Thousands of young people in New York City are grieving in silence. Every day, kids walk into classrooms, gyms, and after-school programs carrying a weight most adults couldn’t handle. Some lose their parents to illness. Others to gun violence. Others to addiction, incarceration or tragic accidents. But the result is the same: a young person is suddenly pushed into emotional survival mode.

I know that feeling well, and I also know how much it matters to have support.

Grief affects everything—mental health, school performance, relationships, and how kids see their future. Yet so many children never receive counseling, mentorship, or a safe space to process their feelings. In a city as big and resourceful as ours, that gap shouldn’t exist.

The foundation will provide emotional support, mentorship, and opportunities for young people who have lost parents, so they can heal, rebuild, and thrive.

No child should have to navigate grief alone. The foundation will work with licensed therapists and youth-support specialists to provide free counseling sessions, teen grief support groups, and family guidance for guardians caring for newly parentless children.

The foundation will also offer scholarships, funding for sports and arts programs, grants for creative and academic projects and career and leadership workshops. If a young person has a passion—whether it’s basketball, music, writing, or entrepreneurship—we want to help them pursue it.

Healing doesn’t happen in isolation. It happens in the community. The foundation will host annual remembrance and empowerment events, holiday support initiatives, youth-centered workshops and collaborations with Top Press Sports to create positive outlets for kids.

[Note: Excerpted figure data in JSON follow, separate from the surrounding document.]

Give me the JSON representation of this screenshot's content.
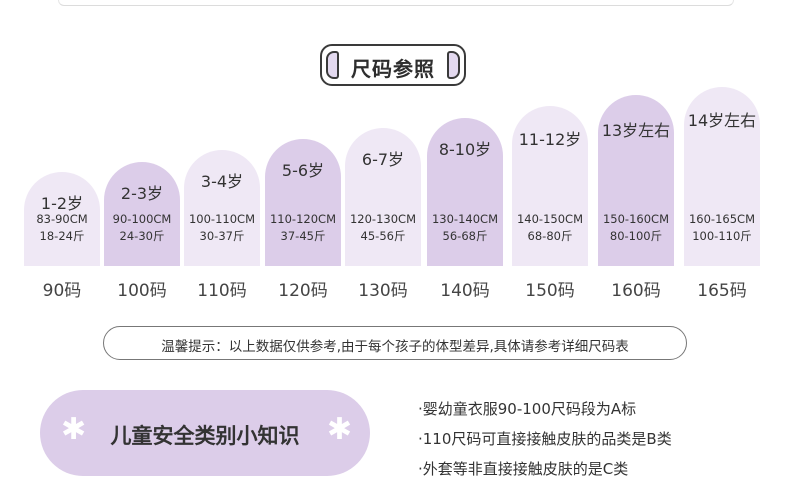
{
  "title": "尺码参照",
  "sizes": [
    {
      "age": "1-2岁",
      "cm": "83-90CM",
      "jin": "18-24斤",
      "code": "90码"
    },
    {
      "age": "2-3岁",
      "cm": "90-100CM",
      "jin": "24-30斤",
      "code": "100码"
    },
    {
      "age": "3-4岁",
      "cm": "100-110CM",
      "jin": "30-37斤",
      "code": "110码"
    },
    {
      "age": "5-6岁",
      "cm": "110-120CM",
      "jin": "37-45斤",
      "code": "120码"
    },
    {
      "age": "6-7岁",
      "cm": "120-130CM",
      "jin": "45-56斤",
      "code": "130码"
    },
    {
      "age": "8-10岁",
      "cm": "130-140CM",
      "jin": "56-68斤",
      "code": "140码"
    },
    {
      "age": "11-12岁",
      "cm": "140-150CM",
      "jin": "68-80斤",
      "code": "150码"
    },
    {
      "age": "13岁左右",
      "cm": "150-160CM",
      "jin": "80-100斤",
      "code": "160码"
    },
    {
      "age": "14岁左右",
      "cm": "160-165CM",
      "jin": "100-110斤",
      "code": "165码"
    }
  ],
  "tip": "温馨提示：以上数据仅供参考,由于每个孩子的体型差异,具体请参考详细尺码表",
  "knowledge": {
    "label": "儿童安全类别小知识",
    "star": "✱",
    "facts": [
      "·婴幼童衣服90-100尺码段为A标",
      "·110尺码可直接接触皮肤的品类是B类",
      "·外套等非直接接触皮肤的是C类"
    ]
  },
  "colors": {
    "light": "#efe8f5",
    "dark": "#dccde9"
  }
}
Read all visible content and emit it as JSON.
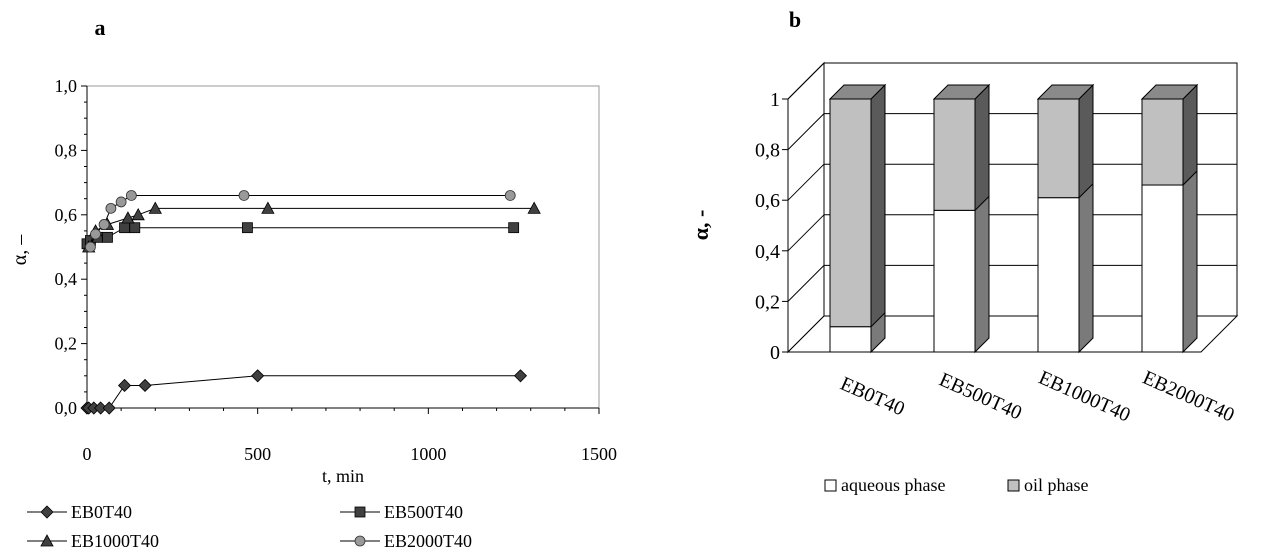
{
  "panels": {
    "a_label": "a",
    "b_label": "b"
  },
  "chart_data": [
    {
      "type": "scatter",
      "title": "",
      "xlabel": "t, min",
      "ylabel": "α, –",
      "xlim": [
        0,
        1500
      ],
      "ylim": [
        0,
        1.0
      ],
      "x_ticks": [
        "0",
        "500",
        "1000",
        "1500"
      ],
      "y_ticks": [
        "0,0",
        "0,2",
        "0,4",
        "0,6",
        "0,8",
        "1,0"
      ],
      "grid": false,
      "legend_position": "bottom",
      "series": [
        {
          "name": "EB0T40",
          "marker": "diamond",
          "color": "#404040",
          "points": [
            [
              0,
              0.0
            ],
            [
              5,
              0.0
            ],
            [
              20,
              0.0
            ],
            [
              40,
              0.0
            ],
            [
              65,
              0.0
            ],
            [
              110,
              0.07
            ],
            [
              170,
              0.07
            ],
            [
              500,
              0.1
            ],
            [
              1270,
              0.1
            ]
          ]
        },
        {
          "name": "EB500T40",
          "marker": "square",
          "color": "#404040",
          "points": [
            [
              0,
              0.51
            ],
            [
              10,
              0.52
            ],
            [
              30,
              0.53
            ],
            [
              60,
              0.53
            ],
            [
              110,
              0.56
            ],
            [
              140,
              0.56
            ],
            [
              470,
              0.56
            ],
            [
              1250,
              0.56
            ]
          ]
        },
        {
          "name": "EB1000T40",
          "marker": "triangle",
          "color": "#404040",
          "points": [
            [
              5,
              0.5
            ],
            [
              25,
              0.55
            ],
            [
              60,
              0.57
            ],
            [
              120,
              0.59
            ],
            [
              150,
              0.6
            ],
            [
              200,
              0.62
            ],
            [
              530,
              0.62
            ],
            [
              1310,
              0.62
            ]
          ]
        },
        {
          "name": "EB2000T40",
          "marker": "circle",
          "color": "#999999",
          "points": [
            [
              10,
              0.5
            ],
            [
              25,
              0.54
            ],
            [
              50,
              0.57
            ],
            [
              70,
              0.62
            ],
            [
              100,
              0.64
            ],
            [
              130,
              0.66
            ],
            [
              460,
              0.66
            ],
            [
              1240,
              0.66
            ]
          ]
        }
      ]
    },
    {
      "type": "bar",
      "stacked": true,
      "three_d": true,
      "title": "",
      "xlabel": "",
      "ylabel": "α, -",
      "ylim": [
        0,
        1
      ],
      "y_ticks": [
        "0",
        "0,2",
        "0,4",
        "0,6",
        "0,8",
        "1"
      ],
      "grid": true,
      "legend_position": "bottom",
      "categories": [
        "EB0T40",
        "EB500T40",
        "EB1000T40",
        "EB2000T40"
      ],
      "series": [
        {
          "name": "aqueous phase",
          "color": "#ffffff",
          "values": [
            0.1,
            0.56,
            0.61,
            0.66
          ]
        },
        {
          "name": "oil phase",
          "color": "#c0c0c0",
          "values": [
            0.9,
            0.44,
            0.39,
            0.34
          ]
        }
      ]
    }
  ]
}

When my mother passed, I learned firsthand how much guidance, stability and hope a child can lose in a single moment. But I also learned that the right support system can help rebuild everything that grief tries to destroy. The Lonnice White Foundation is my way of ensuring that no child in Brooklyn—or anywhere else—has to walk that difficult road feeling unseen. It’s a tribute to my mother’s spirit, and a commitment to honoring her through service to others.

Launching this foundation on her birthday is intentional. It turns a day of mourning into a day of meaning. It transforms loss into legacy.

Brooklyn is full of young people with dreams bigger than their circumstances. But grief can dim even the brightest potential. Our role is to remind them that their story isn’t over—and that their future still matters.

My mother spent her life pouring strength into me. Now I want to pour that strength into others.

The Lonnice White Foundation is here to make sure no child faces grief alone, and to build a community where healing, support, and opportunity are the standard—not the exception.

Because even in loss, something powerful can grow.

And sometimes, love becomes a foundation.


Savon White is a Brooklyn resident and the founder of the Lonnice White Foundation.